Material or subjects
Two hundred twenty-six patients with SARS-CoV-2 infection and chest computed tomography (CT) images were enrolled.
Methods
CCL18, CHI3L1/YKL-40, GAL3, ANG2, IP-10, IL-10, TNFα, IL-6, soluble gp130, soluble IL-6R were quantified in plasma samples using Luminex assays. The Mann–Whitney U test, the Kruskal–Wallis test, correlation and regression analyses were performed. Mediation analyses were used to investigate the possible causal relationships between cytokines, lung damage, and outcomes. AVIEW lung cancer screening software, pyradiomics, and XGBoost classifier were used for radiomic feature analyses.
Results
CCL18, CHI3L1, and ANG2 systemic levels mainly reflected the extent of lung injury.
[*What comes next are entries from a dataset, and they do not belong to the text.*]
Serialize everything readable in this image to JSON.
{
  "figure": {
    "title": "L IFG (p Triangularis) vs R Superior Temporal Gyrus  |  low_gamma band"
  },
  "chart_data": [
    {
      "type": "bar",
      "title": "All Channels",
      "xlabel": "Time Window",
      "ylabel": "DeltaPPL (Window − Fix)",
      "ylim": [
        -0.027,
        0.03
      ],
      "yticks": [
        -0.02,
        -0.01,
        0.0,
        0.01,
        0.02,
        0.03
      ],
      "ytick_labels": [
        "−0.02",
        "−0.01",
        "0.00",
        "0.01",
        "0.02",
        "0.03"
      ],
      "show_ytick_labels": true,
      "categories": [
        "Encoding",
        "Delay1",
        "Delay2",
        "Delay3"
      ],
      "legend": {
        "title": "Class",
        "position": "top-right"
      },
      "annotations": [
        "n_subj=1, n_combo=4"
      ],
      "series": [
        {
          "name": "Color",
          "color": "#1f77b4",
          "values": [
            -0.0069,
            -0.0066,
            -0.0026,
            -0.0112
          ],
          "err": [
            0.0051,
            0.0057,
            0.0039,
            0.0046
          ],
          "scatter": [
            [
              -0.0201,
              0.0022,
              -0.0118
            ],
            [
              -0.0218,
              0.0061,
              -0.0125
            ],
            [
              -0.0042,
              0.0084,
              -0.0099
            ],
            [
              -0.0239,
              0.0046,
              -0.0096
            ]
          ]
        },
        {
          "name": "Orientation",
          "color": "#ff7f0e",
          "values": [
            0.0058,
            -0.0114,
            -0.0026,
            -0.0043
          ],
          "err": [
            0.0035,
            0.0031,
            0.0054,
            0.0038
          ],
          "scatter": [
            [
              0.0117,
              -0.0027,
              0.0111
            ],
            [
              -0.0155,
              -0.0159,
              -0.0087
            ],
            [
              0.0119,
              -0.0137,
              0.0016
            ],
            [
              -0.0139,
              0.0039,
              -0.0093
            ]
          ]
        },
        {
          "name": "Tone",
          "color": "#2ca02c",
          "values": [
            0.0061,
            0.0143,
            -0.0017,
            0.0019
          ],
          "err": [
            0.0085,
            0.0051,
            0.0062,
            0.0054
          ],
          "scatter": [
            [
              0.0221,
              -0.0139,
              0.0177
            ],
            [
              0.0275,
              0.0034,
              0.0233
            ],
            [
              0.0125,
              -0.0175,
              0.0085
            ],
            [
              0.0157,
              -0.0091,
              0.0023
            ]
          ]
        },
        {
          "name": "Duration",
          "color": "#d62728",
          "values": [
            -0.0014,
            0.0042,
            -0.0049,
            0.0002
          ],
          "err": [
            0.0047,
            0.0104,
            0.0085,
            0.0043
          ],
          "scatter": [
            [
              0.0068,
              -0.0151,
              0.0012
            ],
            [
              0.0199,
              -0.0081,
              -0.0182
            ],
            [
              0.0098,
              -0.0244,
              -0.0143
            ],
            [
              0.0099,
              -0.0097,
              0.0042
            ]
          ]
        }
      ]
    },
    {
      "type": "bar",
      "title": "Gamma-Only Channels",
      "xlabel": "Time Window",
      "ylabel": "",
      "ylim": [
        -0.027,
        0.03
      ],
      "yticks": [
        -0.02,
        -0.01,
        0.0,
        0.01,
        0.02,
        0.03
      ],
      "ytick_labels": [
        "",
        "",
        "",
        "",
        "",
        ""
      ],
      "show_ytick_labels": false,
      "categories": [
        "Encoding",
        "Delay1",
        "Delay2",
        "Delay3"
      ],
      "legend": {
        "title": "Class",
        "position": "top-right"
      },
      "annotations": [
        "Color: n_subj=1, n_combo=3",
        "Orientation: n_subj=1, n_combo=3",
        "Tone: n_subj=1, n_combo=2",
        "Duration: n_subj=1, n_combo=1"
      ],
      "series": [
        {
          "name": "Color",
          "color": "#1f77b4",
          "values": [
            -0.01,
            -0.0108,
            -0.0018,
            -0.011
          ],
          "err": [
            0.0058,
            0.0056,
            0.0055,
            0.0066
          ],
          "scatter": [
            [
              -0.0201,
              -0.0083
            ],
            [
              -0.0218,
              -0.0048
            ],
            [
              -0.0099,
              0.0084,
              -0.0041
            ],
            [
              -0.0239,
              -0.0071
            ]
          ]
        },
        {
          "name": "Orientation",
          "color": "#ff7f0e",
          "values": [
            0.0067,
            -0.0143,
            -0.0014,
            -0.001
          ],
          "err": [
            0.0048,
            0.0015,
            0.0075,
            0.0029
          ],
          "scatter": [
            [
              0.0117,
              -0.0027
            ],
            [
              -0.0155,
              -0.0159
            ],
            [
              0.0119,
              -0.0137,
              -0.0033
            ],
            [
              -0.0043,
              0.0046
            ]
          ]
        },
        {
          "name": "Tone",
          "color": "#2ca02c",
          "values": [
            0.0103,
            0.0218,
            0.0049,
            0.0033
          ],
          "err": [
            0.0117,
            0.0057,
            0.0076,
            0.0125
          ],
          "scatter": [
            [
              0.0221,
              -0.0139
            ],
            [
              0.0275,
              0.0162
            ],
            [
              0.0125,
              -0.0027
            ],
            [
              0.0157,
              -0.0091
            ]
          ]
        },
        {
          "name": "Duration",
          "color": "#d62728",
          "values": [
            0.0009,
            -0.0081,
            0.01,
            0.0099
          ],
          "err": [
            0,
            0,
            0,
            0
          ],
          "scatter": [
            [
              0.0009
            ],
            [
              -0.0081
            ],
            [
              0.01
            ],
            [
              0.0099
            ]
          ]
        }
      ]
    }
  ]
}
Increased levels of every cytokine, but particularly of IL-6, were associated with the three outcomes: hospitalization, mechanical ventilation, and death. Soluble IL-6R showed a slight protective effect on death. The effect of age on COVID-19 outcomes was partially mediated by cytokine levels, while CT scores considerably mediated the effect of cytokine levels on outcomes. Radiomic-feature-based models confirmed the association between lung imaging characteristics and CCL18 and CHI3L1.
Conclusion
Data suggest a causal link between cytokines (risk factor), lung damage (mediator), and COVID-19 outcomes.